Sunday's race certainly made for a large withdrawal from the energy bank which was only to be expected. But that's what 100% effort, 100% adrenalin driven racing is all about, isn't it? Omelettes, eggs and all that.
Needless to say a drop to 9/10 minute mileing on the trails on Monday and yesterday compared to 6.52 average in the Manchester 10K.
I have entered the Manchester Parks Race series, so unfortunately I'll have to don the
racing vest again this Sunday for the first event . Another week off would have suited better.
The series is great value at £15 for 5 races with the first event being a 5K organised by Salford Harriers on the hilly Heaton Park course.
So yet another visit to the venue of my racing debut as a young teenager. Sunday of course served another large dollop of nostalgia with the part of my warm up and part of the race
route itself recovering sections of my "to and from runs" school to home (and reverse).
But from the age of 16 , with the consent of the P.E dept. I was allowed to change and run the 7 miles home;complete with primitive "rucksack", mum's nylon stockings wrapped around the metal buckles to help prevent rubbing!

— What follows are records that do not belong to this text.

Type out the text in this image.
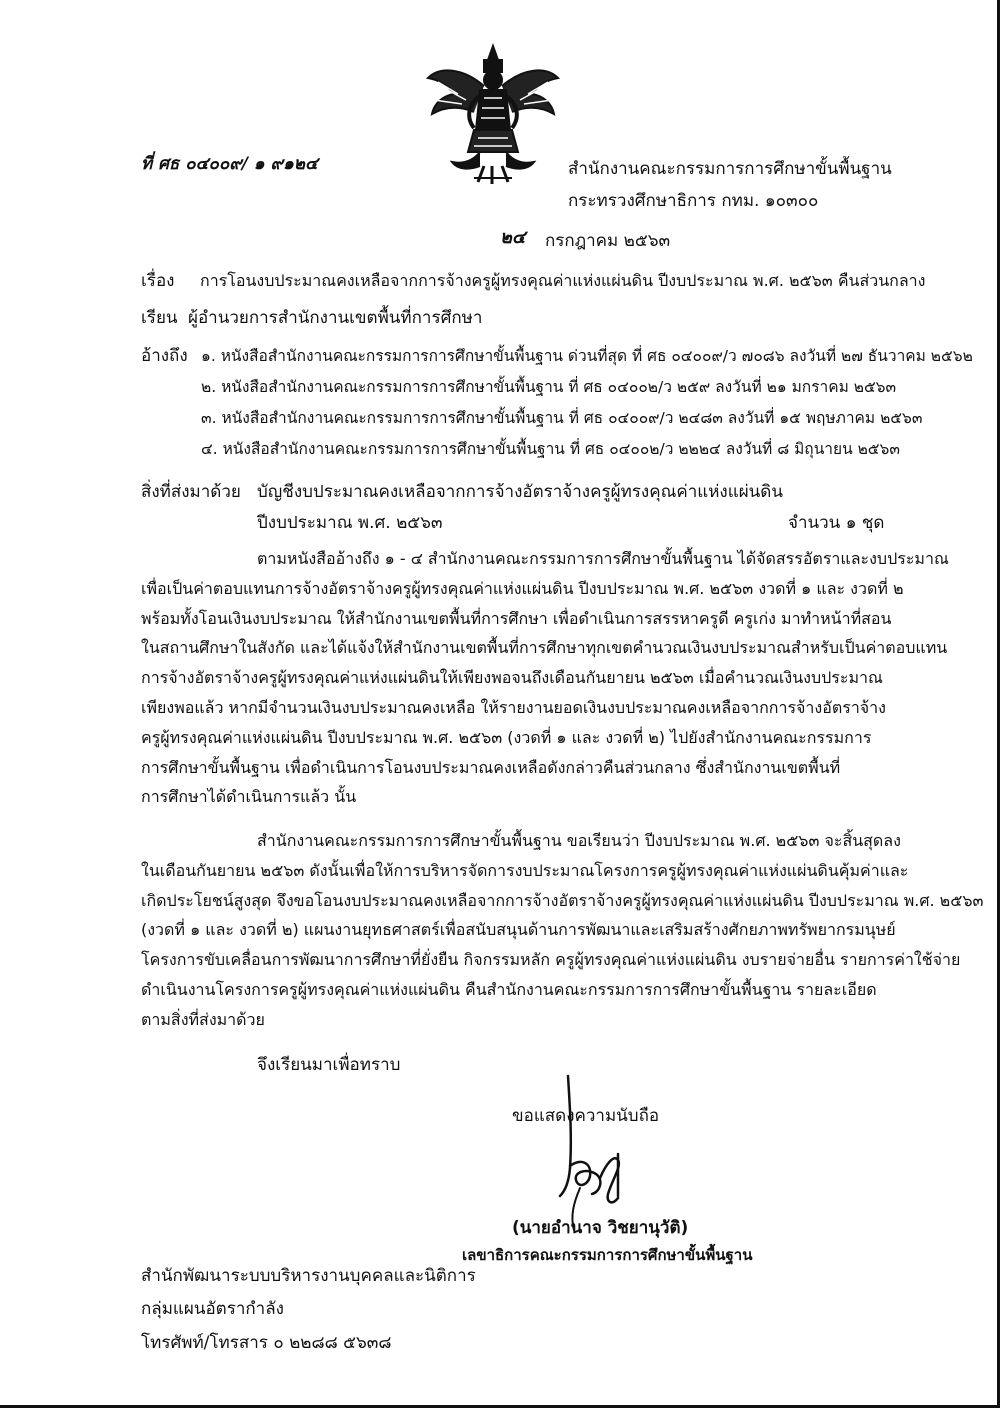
ที่ ศธ ๐๔๐๐๙/ ๑ ๙๑๒๔	สำนักงานคณะกรรมการการศึกษาขั้นพื้นฐาน
กระทรวงศึกษาธิการ กทม. ๑๐๓๐๐
๒๔ กรกฎาคม ๒๕๖๓
เรื่อง การโอนงบประมาณคงเหลือจากการจ้างครูผู้ทรงคุณค่าแห่งแผ่นดิน ปีงบประมาณ พ.ศ. ๒๕๖๓ คืนส่วนกลาง
เรียน ผู้อำนวยการสำนักงานเขตพื้นที่การศึกษา
อ้างถึง ๑. หนังสือสำนักงานคณะกรรมการการศึกษาขั้นพื้นฐาน ด่วนที่สุด ที่ ศธ ๐๔๐๐๙/ว ๗๐๘๖ ลงวันที่ ๒๗ ธันวาคม ๒๕๖๒
๒. หนังสือสำนักงานคณะกรรมการการศึกษาขั้นพื้นฐาน ที่ ศธ ๐๔๐๐๒/ว ๒๕๙ ลงวันที่ ๒๑ มกราคม ๒๕๖๓
๓. หนังสือสำนักงานคณะกรรมการการศึกษาขั้นพื้นฐาน ที่ ศธ ๐๔๐๐๙/ว ๒๔๘๓ ลงวันที่ ๑๕ พฤษภาคม ๒๕๖๓
๔. หนังสือสำนักงานคณะกรรมการการศึกษาขั้นพื้นฐาน ที่ ศธ ๐๔๐๐๒/ว ๒๒๒๔ ลงวันที่ ๘ มิถุนายน ๒๕๖๓
สิ่งที่ส่งมาด้วย บัญชีงบประมาณคงเหลือจากการจ้างอัตราจ้างครูผู้ทรงคุณค่าแห่งแผ่นดิน
ปีงบประมาณ พ.ศ. ๒๕๖๓	จำนวน ๑ ชุด
ตามหนังสืออ้างถึง ๑ - ๔ สำนักงานคณะกรรมการการศึกษาขั้นพื้นฐาน ได้จัดสรรอัตราและงบประมาณ
เพื่อเป็นค่าตอบแทนการจ้างอัตราจ้างครูผู้ทรงคุณค่าแห่งแผ่นดิน ปีงบประมาณ พ.ศ. ๒๕๖๓ งวดที่ ๑ และ งวดที่ ๒
พร้อมทั้งโอนเงินงบประมาณ ให้สำนักงานเขตพื้นที่การศึกษา เพื่อดำเนินการสรรหาครูดี ครูเก่ง มาทำหน้าที่สอน
ในสถานศึกษาในสังกัด และได้แจ้งให้สำนักงานเขตพื้นที่การศึกษาทุกเขตคำนวณเงินงบประมาณสำหรับเป็นค่าตอบแทน
การจ้างอัตราจ้างครูผู้ทรงคุณค่าแห่งแผ่นดินให้เพียงพอจนถึงเดือนกันยายน ๒๕๖๓ เมื่อคำนวณเงินงบประมาณ
เพียงพอแล้ว หากมีจำนวนเงินงบประมาณคงเหลือ ให้รายงานยอดเงินงบประมาณคงเหลือจากการจ้างอัตราจ้าง
ครูผู้ทรงคุณค่าแห่งแผ่นดิน ปีงบประมาณ พ.ศ. ๒๕๖๓ (งวดที่ ๑ และ งวดที่ ๒) ไปยังสำนักงานคณะกรรมการ
การศึกษาขั้นพื้นฐาน เพื่อดำเนินการโอนงบประมาณคงเหลือดังกล่าวคืนส่วนกลาง ซึ่งสำนักงานเขตพื้นที่
การศึกษาได้ดำเนินการแล้ว นั้น
สำนักงานคณะกรรมการการศึกษาขั้นพื้นฐาน ขอเรียนว่า ปีงบประมาณ พ.ศ. ๒๕๖๓ จะสิ้นสุดลง
ในเดือนกันยายน ๒๕๖๓ ดังนั้นเพื่อให้การบริหารจัดการงบประมาณโครงการครูผู้ทรงคุณค่าแห่งแผ่นดินคุ้มค่าและ
เกิดประโยชน์สูงสุด จึงขอโอนงบประมาณคงเหลือจากการจ้างอัตราจ้างครูผู้ทรงคุณค่าแห่งแผ่นดิน ปีงบประมาณ พ.ศ. ๒๕๖๓
(งวดที่ ๑ และ งวดที่ ๒) แผนงานยุทธศาสตร์เพื่อสนับสนุนด้านการพัฒนาและเสริมสร้างศักยภาพทรัพยากรมนุษย์
โครงการขับเคลื่อนการพัฒนาการศึกษาที่ยั่งยืน กิจกรรมหลัก ครูผู้ทรงคุณค่าแห่งแผ่นดิน งบรายจ่ายอื่น รายการค่าใช้จ่าย
ดำเนินงานโครงการครูผู้ทรงคุณค่าแห่งแผ่นดิน คืนสำนักงานคณะกรรมการการศึกษาขั้นพื้นฐาน รายละเอียด
ตามสิ่งที่ส่งมาด้วย
จึงเรียนมาเพื่อทราบ
ขอแสดงความนับถือ
(นายอำนาจ วิชยานุวัติ)
เลขาธิการคณะกรรมการการศึกษาขั้นพื้นฐาน
สำนักพัฒนาระบบบริหารงานบุคคลและนิติการ
กลุ่มแผนอัตรากำลัง
โทรศัพท์/โทรสาร ๐ ๒๒๘๘ ๕๖๓๘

Advantage being I would arrive home around 3.30: but of course I would have to run back the following morning. This run would inevitably turn into a much harder effort. Half a mile from home I would run past queues of workers and school children waiting at he bus stop ready to head into Manchester ; many were keen to see if I could beat the bus over their 4 mile journey into the town centre.
In those days it was very, very rare to see a person running, not like today, so these morning races were somewhat of a novelty. Of course in those days the 'buses at that time of the morning were "standing room only" and tended to struggle on inclines. So on most mornings with frequent traffic lights it became a game of leapfrog. The bus would hit traffic, I would go ahead; then it would come flying past. The heavily laden bus would hit an incline, I would go ahead; then it would come flying past. The bus would stop at lights, I would go past. You get the picture. On occasions bus drivers would even pass through red lights to stay ahead!
Reaching the town centre school mates coming off trains from as far as Bury and Rochdale
would be boarding more buses for the second part of their journey to St. Bede's College
and the fun would carry on. This routine continued once or twice a week into the sixth form.
I didn't do particularly well in my "A" levels!. Perhaps I was too tired to concentrate or was it the fact that besides all the training and racing, I was a frequent visitor to Manchester's dance clubs for my dose of Tamla Motown and Northern Soul.
The "run home and run back" routine was part of the training schedules of many runners including the very best. It was excellent "time management" , I suppose, leaving the evening free for family; although I'm sure some put in a third run with their club on a Tuesday or Thursday!
I'm not sure if many runners are continuing the "to and from" run tradition. Perhaps places of work still don't have showering facilities. YOU tell me.